Annual aromatic herb, perennial in warm climates. Its leaves are used in cooking both fresh and dried.
This basil variety, also known as Genovese basil, has dark green, ovate, silky-textured leaves that are large, long, and wide. The aromatic flowers are white or pink and arranged in spikes.
Basil seeds generally germinate quickly. Sow them directly in seed trays or individual pots. Optionally, soak the seeds in lukewarm water for a few hours to speed up hydration.
Use a suitable seed-starting substrate, scatter the seeds on the surface, and cover with a thin layer about the thickness of the seed. Mist the substrate with water and keep the surface consistently moist.

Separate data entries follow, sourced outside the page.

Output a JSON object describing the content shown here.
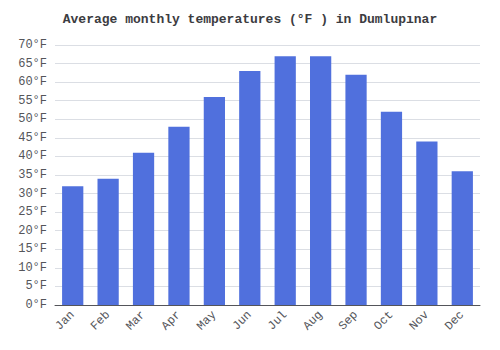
{
  "chart_data": {
    "type": "bar",
    "title": "Average monthly temperatures (°F ) in Dumlupınar",
    "categories": [
      "Jan",
      "Feb",
      "Mar",
      "Apr",
      "May",
      "Jun",
      "Jul",
      "Aug",
      "Sep",
      "Oct",
      "Nov",
      "Dec"
    ],
    "values": [
      32,
      34,
      41,
      48,
      56,
      63,
      67,
      67,
      62,
      52,
      44,
      36
    ],
    "ylim": [
      0,
      70
    ],
    "yticks": [
      {
        "value": 0,
        "label": "0°F"
      },
      {
        "value": 5,
        "label": "5°F"
      },
      {
        "value": 10,
        "label": "10°F"
      },
      {
        "value": 15,
        "label": "15°F"
      },
      {
        "value": 20,
        "label": "20°F"
      },
      {
        "value": 25,
        "label": "25°F"
      },
      {
        "value": 30,
        "label": "30°F"
      },
      {
        "value": 35,
        "label": "35°F"
      },
      {
        "value": 40,
        "label": "40°F"
      },
      {
        "value": 45,
        "label": "45°F"
      },
      {
        "value": 50,
        "label": "50°F"
      },
      {
        "value": 55,
        "label": "55°F"
      },
      {
        "value": 60,
        "label": "60°F"
      },
      {
        "value": 65,
        "label": "65°F"
      },
      {
        "value": 70,
        "label": "70°F"
      }
    ],
    "grid": true
  }
}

Place the containers in a location around 20 °C, or outdoors if winter frosts have passed. Avoid direct sunlight until the seedlings have at least a pair of true leaves (those that appear after the cotyledons), but ensure they receive plenty of light.
A clear plastic film can help maintain temperature and humidity and protect against pests; however, it must be ventilated daily to prevent fungal growth. Transplant seedlings into individual pots when they are large enough to handle.
If planting outdoors, protect young plants. Basil is a good companion for tomatoes, but not for rue or sage. It helps reduce insect pest problems for other garden plants. The composition of basil essential oil varies depending on the region where it is grown.